All about the experience
The shift to a focus on experiences rather than physical goods in part reflects the views of millennials. A Harris Poll study found that 78 per cent prefer to spend money on events and experiences rather than objects. Social media is in-part credited with this shift. TechCrunch describes how “You can only snap an item once, but a worthy lifestyle encapsulates hundreds of shareable moments”. Brands that create Instagram-worthy experiences will reap the rewards.
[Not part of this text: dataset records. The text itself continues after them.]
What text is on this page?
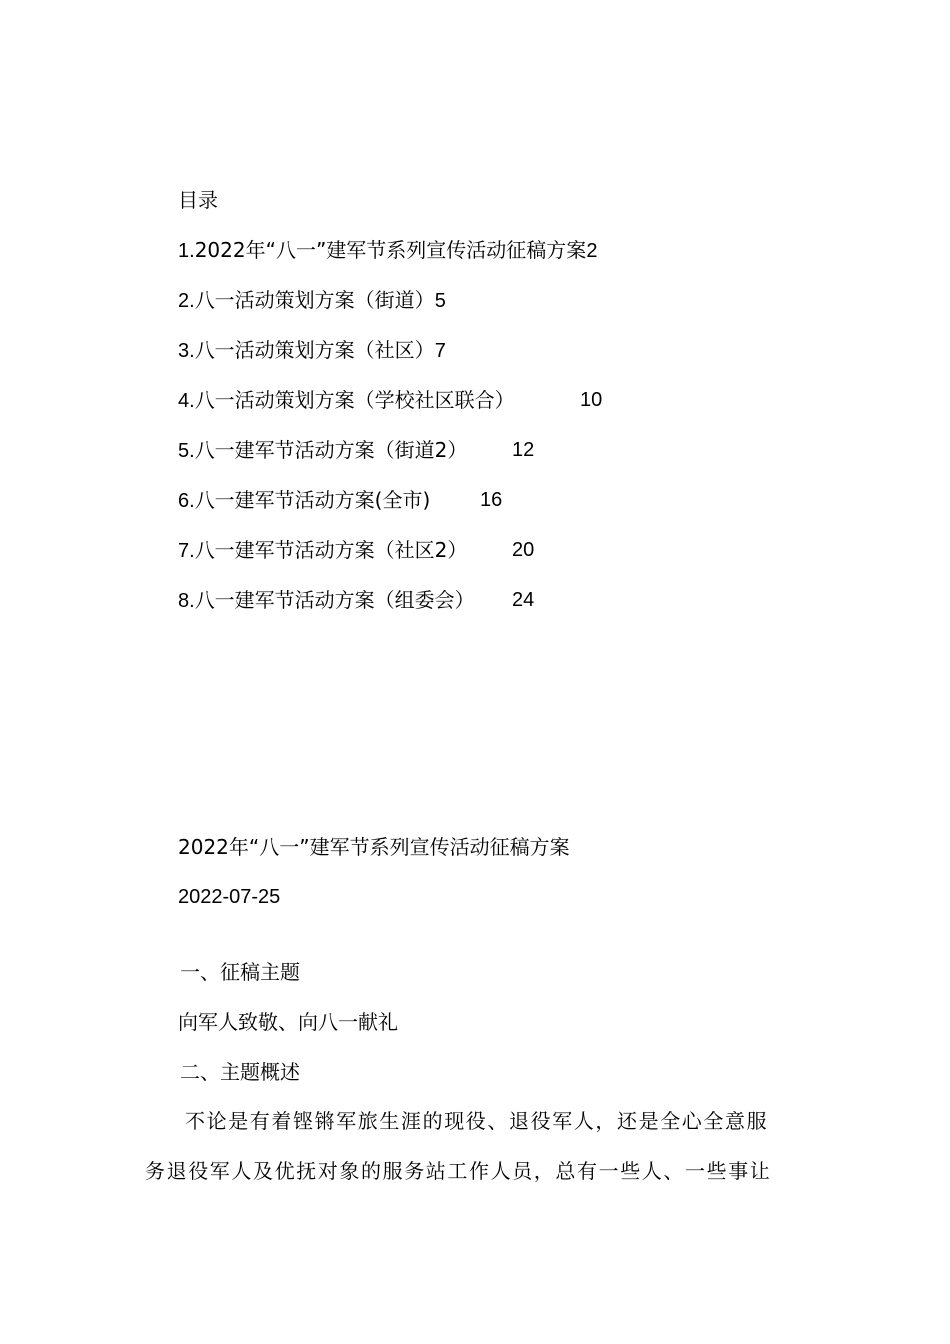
目录
1.2022年“八一”建军节系列宣传活动征稿方案2
2.八一活动策划方案（街道）5
3.八一活动策划方案（社区）7
4.八一活动策划方案（学校社区联合）	10
5.八一建军节活动方案（街道2） 12
6.八一建军节活动方案(全市) 16
7.八一建军节活动方案（社区2） 20
8.八一建军节活动方案（组委会） 24
2022年“八一”建军节系列宣传活动征稿方案
2022-07-25
一、征稿主题
向军人致敬、向八一献礼
二、主题概述
不论是有着铿锵军旅生涯的现役、退役军人，还是全心全意服
务退役军人及优抚对象的服务站工作人员，总有一些人、一些事让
But creating a memorable experience extends beyond the physical, to what you can smell, hear, touch and taste. Even for brands that are selling physical goods, there are opportunities to create a memorable and different experience on the shop floor – check out my recent post on future-proofing your retail space for more tips.

Encouraging interaction
One important element of your experience is interaction and immersion with products. Whether you’re a brick and mortar business providing education opportunities about your products, or a brand like Jacob’s Creek who are inviting their customers to make their own blend of wine on-site, discerning consumers want to interact with the brands they support.

Less salesy
One element of this more experiential approach to engaging with consumers is a less sales-focused attitude on the part of business. In 2019, businesses need to create an environment that is based on exploration and discovery, rather than a quick sale. Caroma’s Norwood showroom is one example of this. The interactive space provides clients with an opportunity to engage with their products and interior designers to generate ideas and interact with products. There is no option to buy on-site, so the sales element is eliminated. Customers are instead provided with a helpful introduction to the brand, a swag of ideas, and the details of retailers who can sell them the products at a later date.

Multi-purpose venues
While brands can’t be everything to everyone, one tourism and hospitality shift is the trend towards multi-purpose spaces. Brick and mortar venues that offer food and beverages as well as products for sale are well-placed for success as long as they remain consumer-centric. New Adelaide Hills venue Lot 100 brings together four local companies, creating a “mega booze destination” according to Grace Schneider. The cellar door, distillery and brewery are all on-site, as well as a restaurant that can cater weddings. The venue also offers masterclasses in brewing, distilling and cider making, bringing an interactive and educational element. Increasingly, venues must offer a range of options to consumers, but at the same time they must remain authentic to the people, the region and its history.

Utilising technology
This one might sound obvious, but businesses that embrace technology – and employ it in a focused, customer-centric way – will benefit. UK fashion retailer ASOS’ decision to use augmented reality (AR) to create an app that lets customers see how an outfit will look on a range of body types is one practical example of this that keeps the customer front of mind. Convenience and interaction are key.

All hail the start-up
Remember that consumers love discovering new and boutique brands. After all, everyone wants to be seen as a leader rather than a follower! Whether you own a restaurant or a large department store, complacency is a killer. Product must remain fresh and contemporary, and supporting start-ups and smaller brands makes good business sense. KaDeTe took this theory to the next level recently when they opened the world’s first ‘startup supermarket’, bringing together recently launched food and beverage brands. (Such a cool concept!).

Responsible business
As consumers become more aware of sustainability issues, there is an expectation that businesses will reduce their waste wherever possible. It simply isn’t in a company’s long-term interest not to be socially and environmentally responsible. Whether it’s a business decision to do away with plastic straws, or a luxury label’s decision to finally go fur-free (Burberry did so this year), companies will be rewarded for responsible decision-making.

So there you have it – our round-up of the consumer brands your business should take to stay competitive and keep kicking goals in 2019 and beyond.